Turing Machine is a theoretical computer. As far as I know, an actual Turing Machine does not exist, only machines that are equivalent to it (in the mathematical sense). I guess it would be possible to build one, but it would be highly inefficient. It's called a Turing Machine after Alan Turing, who thought it up while doing cryptography work for Britain in WWII.
The following should be sprinkled liberally with "IIRC"... it's been a while since I've looked at the specifics of Turing machines:
Basically, you have a set of "states", denoted by Q, and an "alphabet", denoted by a capital gamma. The alphabet has at least two "symbols", of which one is the "empty symbol", usually "0". The states are initialized to one of the symbols in the alphabet. A state "s" existing in Q is called the "start state", and a set of states F exists in Q denoting "final states". Finally, there is a function denoted by lowercase delta that maps actions to be taken with this Turing Machine. You start in s (the start state), and keep going until you get "stuck" in a state; if this state is a "final state", that's your answer, otherwise the answer is undefined. So, for example, you start in s, which holds the symbol "a". Delta maps s and "a" to 'change current state symbol to "b", move to state s3'. And you would keep going until you reach a point where you loop in a single state forever, or reach some condition, etc. It all depends on the specific definition you use.
The point of the whole thing is that anything your computer can do, or any computer, a Turing Machine can do. A corollary is that what any one computer can do (compute), any other computer can as well. So, the first electronic computer, ENIAC, could have done exactly the same calculations as the world's fastest supercomputer now. The only difference is it would be a bit harder to tell ENIAC to do the same thing as the supercomputer, and ENIAC would be a lot slower. But the idea is, it is theoretically possible for that to happen.

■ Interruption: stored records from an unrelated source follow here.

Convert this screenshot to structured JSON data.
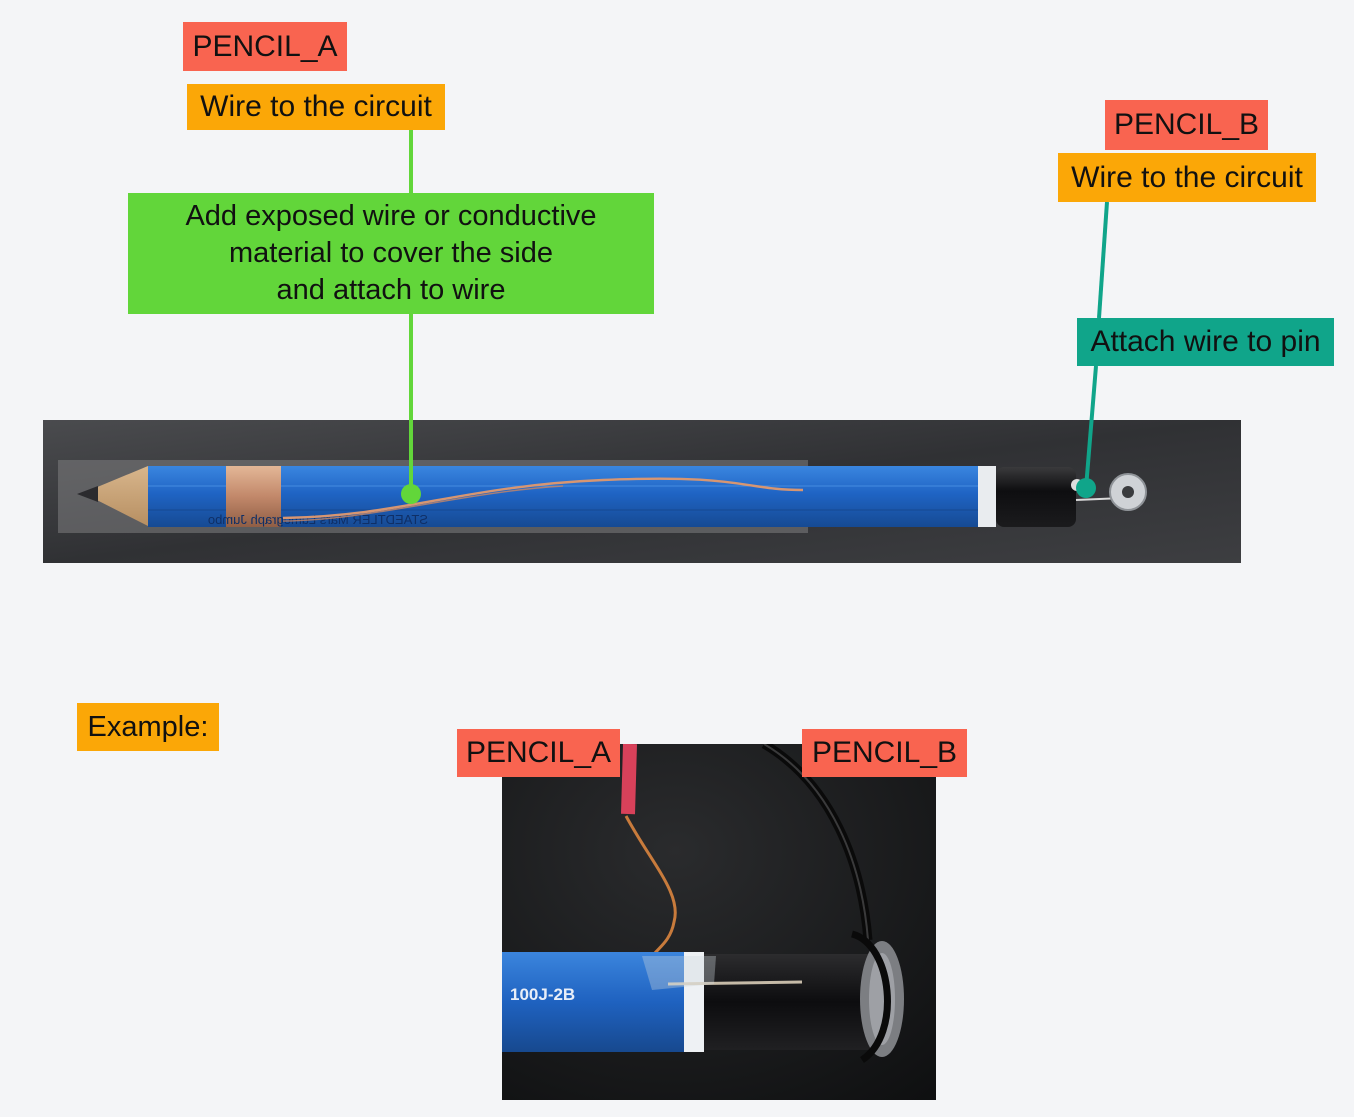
{
  "top": {
    "pencil_a": {
      "title": "PENCIL_A",
      "wire_label": "Wire to the circuit",
      "note_lines": [
        "Add exposed wire or conductive",
        "material to cover the side",
        "and attach to wire"
      ]
    },
    "pencil_b": {
      "title": "PENCIL_B",
      "wire_label": "Wire to the circuit",
      "pin_label": "Attach wire to pin"
    },
    "pencil_imprint": "STAEDTLER   Mars Lumograph Jumbo"
  },
  "example": {
    "label": "Example:",
    "pencil_a_label": "PENCIL_A",
    "pencil_b_label": "PENCIL_B",
    "pencil_imprint": "100J-2B"
  },
  "colors": {
    "pencil_name": "#f96450",
    "wire_label": "#fba707",
    "side_note": "#62d63a",
    "pin_note": "#10a58a",
    "pencil_body": "#1f64c4"
  }
}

So, Turing-equivalence basically means that you can translate any program into pure mathematics, and vice versa, and thus any way of programming can accomplish exactly the same thing as any other way of programming. However, hardly anyone is insane enough to do the translation that way. It's like doing mathematics entirely within the space of Russel's conversion of arithmetic to logic, where proving that
2 + 2 = 4 takes 21969 steps, including all the subtheorems, etc. used to get there.